Chuck, full of ambition

Twenty years after opening his world-renowned restaurant, Charlie Trotter still wants everyone's full attention.

Photograph: Paul Elledge

On January 2, 1999, 23-year-old Graham Elliot Bowles, a new chef at Charlie Trotter’s, ventured out onto Halsted Street and into the worst snowstorm in the  city’s history to receive an order of fish. Snow was pouring from the sky, and Bowles—covered in tattoos and vehemently antiestablishment—was not into following orders. But he pulled on his clogs anyway, loath to disappoint his boss the first day on the job.

It seemed a pointless task. Inside the restaurant, reservations were being canceled as people realized that getting there would be impossible. Only residents of Lincoln Park who lived within a block or so were braving the weather and walking to Trotter’s, hoping they might finally be able to score a table. Back outside, the snow was already more than 18 inches high, and Bowles’s clogs were soaking wet as he trudged to meet the fishmonger.

Trotter’s would remain open, of course—even though the governor would declare Illinois a disaster area two days later. Yet what Bowles remembers most from that three-day snowstorm is what he overheard when he came back inside. A coworker was talking to chef Trotter, giving him the news that Mayor Daley had officially shut down the city.

“I remember hearing him saying ‘I can’t believe he shut down the city without asking me first,” Bowles says. “I remember being extremely impressed, as well as extremely scared...and I still don’t know if that was a joke.”

But that was eight years ago, when Trotter’s was a different place. Bowles—now the celebrated chef at Avenues—was in the kitchen, and so was Moto’s notorious Homaro Cantu. Belinda Chang—the wine director for Rick Tramonto’s Cenitare group—was in the front of the house pouring wine, and she was supervised by famed sommelier-turned-distributor Robert Houde. It could be considered Trotter’s heyday, a time when all of Chicago’s best talents were under his roof. Then again, Trotter’s always had the best talent in Chicago back then—there simply weren’t many other fine-dining restaurants in existence.

Charlie Trotter the man may still be a Chicago darling—August 17, his restaurant’s 20th anniversary, was officially declared “Charlie Trotter Day” and a lavish anniversary celebration is upcoming on October 6—but in the past few years the city’s  relationship with Charlie Trotter’s the restaurant has changed dramatically.
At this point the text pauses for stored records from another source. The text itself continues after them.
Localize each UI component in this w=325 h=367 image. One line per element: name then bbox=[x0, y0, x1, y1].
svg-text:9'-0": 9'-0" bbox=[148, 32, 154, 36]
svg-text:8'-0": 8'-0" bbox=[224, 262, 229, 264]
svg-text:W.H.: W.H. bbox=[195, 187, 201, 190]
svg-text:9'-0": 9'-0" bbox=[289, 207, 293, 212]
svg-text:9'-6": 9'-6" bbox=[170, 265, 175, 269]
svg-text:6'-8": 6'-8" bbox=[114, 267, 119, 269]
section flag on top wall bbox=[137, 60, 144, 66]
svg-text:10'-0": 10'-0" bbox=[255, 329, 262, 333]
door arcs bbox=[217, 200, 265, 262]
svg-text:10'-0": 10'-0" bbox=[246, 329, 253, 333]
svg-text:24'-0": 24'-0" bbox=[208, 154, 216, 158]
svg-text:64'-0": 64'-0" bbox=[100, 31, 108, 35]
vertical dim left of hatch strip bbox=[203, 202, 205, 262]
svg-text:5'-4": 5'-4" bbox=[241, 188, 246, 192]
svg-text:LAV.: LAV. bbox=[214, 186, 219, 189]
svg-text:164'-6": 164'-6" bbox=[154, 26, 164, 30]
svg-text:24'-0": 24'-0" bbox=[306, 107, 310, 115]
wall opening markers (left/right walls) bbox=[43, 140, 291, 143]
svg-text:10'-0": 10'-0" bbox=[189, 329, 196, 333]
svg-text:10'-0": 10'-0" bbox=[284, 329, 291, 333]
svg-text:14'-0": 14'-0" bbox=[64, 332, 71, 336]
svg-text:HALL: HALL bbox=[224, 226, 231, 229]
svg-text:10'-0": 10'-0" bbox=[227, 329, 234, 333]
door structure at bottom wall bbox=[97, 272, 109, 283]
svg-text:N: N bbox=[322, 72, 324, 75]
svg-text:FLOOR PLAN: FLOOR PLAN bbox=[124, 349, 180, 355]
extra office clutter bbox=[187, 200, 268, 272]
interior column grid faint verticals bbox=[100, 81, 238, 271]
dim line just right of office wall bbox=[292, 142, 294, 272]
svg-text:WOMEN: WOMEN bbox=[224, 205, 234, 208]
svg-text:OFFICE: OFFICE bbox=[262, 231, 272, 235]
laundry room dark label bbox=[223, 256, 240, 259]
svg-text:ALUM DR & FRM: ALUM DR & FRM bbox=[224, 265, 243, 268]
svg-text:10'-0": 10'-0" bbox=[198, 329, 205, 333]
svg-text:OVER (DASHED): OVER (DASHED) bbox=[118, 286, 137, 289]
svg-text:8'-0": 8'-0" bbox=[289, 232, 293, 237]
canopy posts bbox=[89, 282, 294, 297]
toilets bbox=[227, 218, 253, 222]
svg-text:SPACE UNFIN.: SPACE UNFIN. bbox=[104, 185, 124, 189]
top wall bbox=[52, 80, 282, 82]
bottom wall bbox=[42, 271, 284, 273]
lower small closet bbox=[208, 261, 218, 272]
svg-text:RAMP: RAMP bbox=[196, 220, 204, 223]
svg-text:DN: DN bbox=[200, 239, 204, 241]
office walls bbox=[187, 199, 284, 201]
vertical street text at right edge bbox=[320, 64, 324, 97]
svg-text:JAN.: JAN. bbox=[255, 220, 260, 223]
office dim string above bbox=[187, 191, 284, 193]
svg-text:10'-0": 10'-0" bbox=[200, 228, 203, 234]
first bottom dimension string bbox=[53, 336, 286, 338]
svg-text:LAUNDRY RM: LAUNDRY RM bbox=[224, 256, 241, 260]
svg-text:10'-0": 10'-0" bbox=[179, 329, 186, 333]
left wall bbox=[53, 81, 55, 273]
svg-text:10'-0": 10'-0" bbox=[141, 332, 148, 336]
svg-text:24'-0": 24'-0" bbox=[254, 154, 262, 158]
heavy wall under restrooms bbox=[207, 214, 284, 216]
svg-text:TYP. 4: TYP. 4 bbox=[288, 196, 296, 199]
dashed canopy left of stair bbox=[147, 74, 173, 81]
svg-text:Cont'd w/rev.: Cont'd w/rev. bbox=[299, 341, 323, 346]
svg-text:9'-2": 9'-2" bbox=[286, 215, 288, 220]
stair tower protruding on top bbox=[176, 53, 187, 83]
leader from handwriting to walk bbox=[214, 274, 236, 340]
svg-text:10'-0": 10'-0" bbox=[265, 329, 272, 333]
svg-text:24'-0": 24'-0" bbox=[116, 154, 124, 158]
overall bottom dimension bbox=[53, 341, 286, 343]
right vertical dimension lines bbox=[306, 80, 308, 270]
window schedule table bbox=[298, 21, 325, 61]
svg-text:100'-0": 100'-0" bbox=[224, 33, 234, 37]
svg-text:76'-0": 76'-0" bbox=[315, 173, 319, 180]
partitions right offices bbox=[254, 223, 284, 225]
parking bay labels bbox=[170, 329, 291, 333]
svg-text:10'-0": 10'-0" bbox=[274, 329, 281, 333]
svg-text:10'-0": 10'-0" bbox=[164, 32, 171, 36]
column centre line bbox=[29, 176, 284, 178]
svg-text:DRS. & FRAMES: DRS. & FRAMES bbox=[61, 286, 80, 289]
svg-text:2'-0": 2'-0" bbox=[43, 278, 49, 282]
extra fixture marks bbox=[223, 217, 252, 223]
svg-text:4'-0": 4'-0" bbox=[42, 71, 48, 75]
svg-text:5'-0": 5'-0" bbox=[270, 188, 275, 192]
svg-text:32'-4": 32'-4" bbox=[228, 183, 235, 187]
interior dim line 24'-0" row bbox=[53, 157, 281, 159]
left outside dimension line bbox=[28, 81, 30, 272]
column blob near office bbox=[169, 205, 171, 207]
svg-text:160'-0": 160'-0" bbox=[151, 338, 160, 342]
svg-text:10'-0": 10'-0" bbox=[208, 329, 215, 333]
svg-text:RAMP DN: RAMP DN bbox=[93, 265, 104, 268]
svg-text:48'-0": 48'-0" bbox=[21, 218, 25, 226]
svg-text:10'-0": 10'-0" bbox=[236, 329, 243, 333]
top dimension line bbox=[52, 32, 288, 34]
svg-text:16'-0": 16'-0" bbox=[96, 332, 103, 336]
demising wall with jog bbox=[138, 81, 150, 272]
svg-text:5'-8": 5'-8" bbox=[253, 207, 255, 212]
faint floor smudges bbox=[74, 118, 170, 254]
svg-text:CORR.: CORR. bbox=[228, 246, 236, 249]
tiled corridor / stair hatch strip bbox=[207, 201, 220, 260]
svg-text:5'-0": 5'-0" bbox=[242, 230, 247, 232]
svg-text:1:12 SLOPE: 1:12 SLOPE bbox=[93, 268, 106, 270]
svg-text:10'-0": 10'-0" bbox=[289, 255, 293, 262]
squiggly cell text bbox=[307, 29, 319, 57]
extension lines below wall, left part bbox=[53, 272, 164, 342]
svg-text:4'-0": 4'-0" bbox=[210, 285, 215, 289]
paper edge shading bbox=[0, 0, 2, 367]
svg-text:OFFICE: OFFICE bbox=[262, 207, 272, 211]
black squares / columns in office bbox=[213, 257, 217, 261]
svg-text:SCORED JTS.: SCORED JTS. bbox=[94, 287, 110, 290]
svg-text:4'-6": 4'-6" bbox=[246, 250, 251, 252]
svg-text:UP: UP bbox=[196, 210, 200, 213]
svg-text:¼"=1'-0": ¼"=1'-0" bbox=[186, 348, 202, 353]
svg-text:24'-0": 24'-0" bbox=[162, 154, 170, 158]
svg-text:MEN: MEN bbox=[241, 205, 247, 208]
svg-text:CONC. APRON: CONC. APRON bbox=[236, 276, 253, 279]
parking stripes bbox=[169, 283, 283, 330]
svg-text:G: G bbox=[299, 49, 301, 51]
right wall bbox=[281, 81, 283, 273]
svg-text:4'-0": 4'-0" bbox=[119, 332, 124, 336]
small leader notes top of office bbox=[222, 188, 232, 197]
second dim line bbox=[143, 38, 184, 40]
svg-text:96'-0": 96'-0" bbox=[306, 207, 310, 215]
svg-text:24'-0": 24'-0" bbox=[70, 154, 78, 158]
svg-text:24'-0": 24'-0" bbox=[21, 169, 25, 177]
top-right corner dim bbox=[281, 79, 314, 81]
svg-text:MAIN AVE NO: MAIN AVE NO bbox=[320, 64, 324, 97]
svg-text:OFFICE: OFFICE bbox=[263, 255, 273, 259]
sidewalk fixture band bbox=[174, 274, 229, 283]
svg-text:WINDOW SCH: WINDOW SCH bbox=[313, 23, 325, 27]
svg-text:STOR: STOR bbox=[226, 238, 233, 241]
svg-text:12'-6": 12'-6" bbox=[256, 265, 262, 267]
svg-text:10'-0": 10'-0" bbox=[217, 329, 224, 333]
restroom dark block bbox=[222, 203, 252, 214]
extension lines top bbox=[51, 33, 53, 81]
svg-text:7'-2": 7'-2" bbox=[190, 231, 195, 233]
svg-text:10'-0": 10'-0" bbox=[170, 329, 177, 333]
The pristine style of cooking, the obsessively attentive service—these aspects of the restaurant, so innovative in 1987, lost their luster years ago. For years now, the public (and the media) has instead been drawn to the molecular innovations coming from Moto and Alinea. And instead of sitting at a white tablecloth for four hours, fine diners seem more content to sit on the communal benches at crowded hot spot Avec.

Of course, nobody is more attuned to the culinary sea change than Trotter himself. Despite an outward appearance of calm, Trotter is furiously making plans for his return to the limelight. After years of operating only one restaurant in America, he has two new projects in the works, one of which he hopes will bring him back to the forefront of Chicago’s restaurant scene. After all, he basically made Chicago the restaurant destination it is today. And as anybody who knows Trotter will tell you, he’s not the kind of guy to go down without a fight.